We think that in a long run, Tencent would be the most sustainable business among those four companies for long-term investors. It has a full ecosystem covering e-commerce, cloud, music, gaming, and artificial intelligence. One of the most widely used super-app in China is WeChat, which is the platform for social media, payments, e-commerce, advertisement, etc. Chinese consumers do everything daily on Wechat, including talking/chatting with other people, reading the news, shopping, working, paying, and sending/receiving payments.

 

Moreover, the company invests in many platforms of the future, including cloud, AI, blockchain, 5G, quantum computing… to gradually build up its Metaverse.

 

Here is an interesting Tencent’s Metaverse picture:

Source: NASDAQ

 

At the beginning of last year, the company announced that there were around 800 companies in Tencent’s investment portfolio. Around 70 of these were already listed, while more than 160 are unicorns. Previously, the company’s investment activities focus on content, video games, and new technology. In the future, it would pay more attention to smart retail and its payment platform, developing its own mini-app ecosystem in its Wechat super-app.

 

Basically, we view Tencent to become one of the biggest and most successful venture capital nowadays. Furthermore, its investment activities support its own Metaverse, creating great synergies and possible collaborations among those companies.

 

Let’s do rough projections and valuation for Tencent to 2025.

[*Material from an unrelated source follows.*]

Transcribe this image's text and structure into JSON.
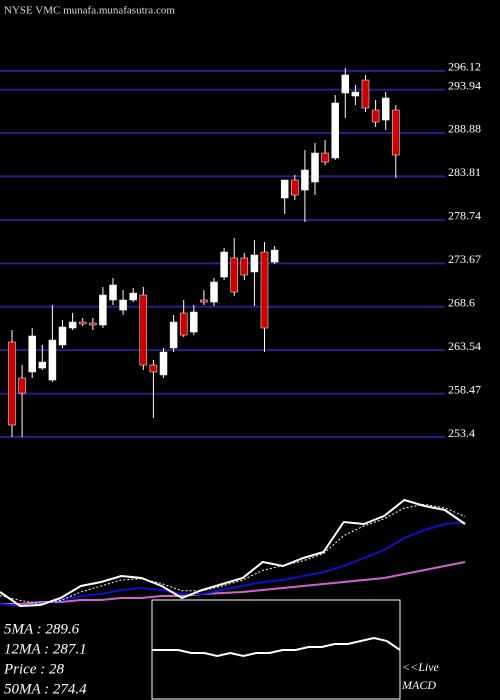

If we assume that from 2021 -2025, its revenue growth would be around 25% per year, operating margin stays around 25% (lowest in the past five years). By 2025, Tencent would produce nearly 1.45 trillion RMB in revenue, 362 billion RMB in operating income. With 19x EBIT multiples (to put in the historical perspective, the lowest multiple in Tencent’s history is 19.09x in 2011), Tencent would be worth more than US$1 trillion by 2025.

If Tencent’s total outstanding share will slightly increases to 9.6 billion by 2025, its share price would be worth $104 per share, roughly 70% upside from the current share price.

In summary, Pinduoduo would fit with the high-growth investors, as it has the highest sales growth at 100%. Tencent, on the other hand, seems to be the safest bet among those four Chinese companies. With its growing metaverse, decent sales growth, high operating margin, and return on capital, Tencent would serve well in the long-term investors’ portfolios.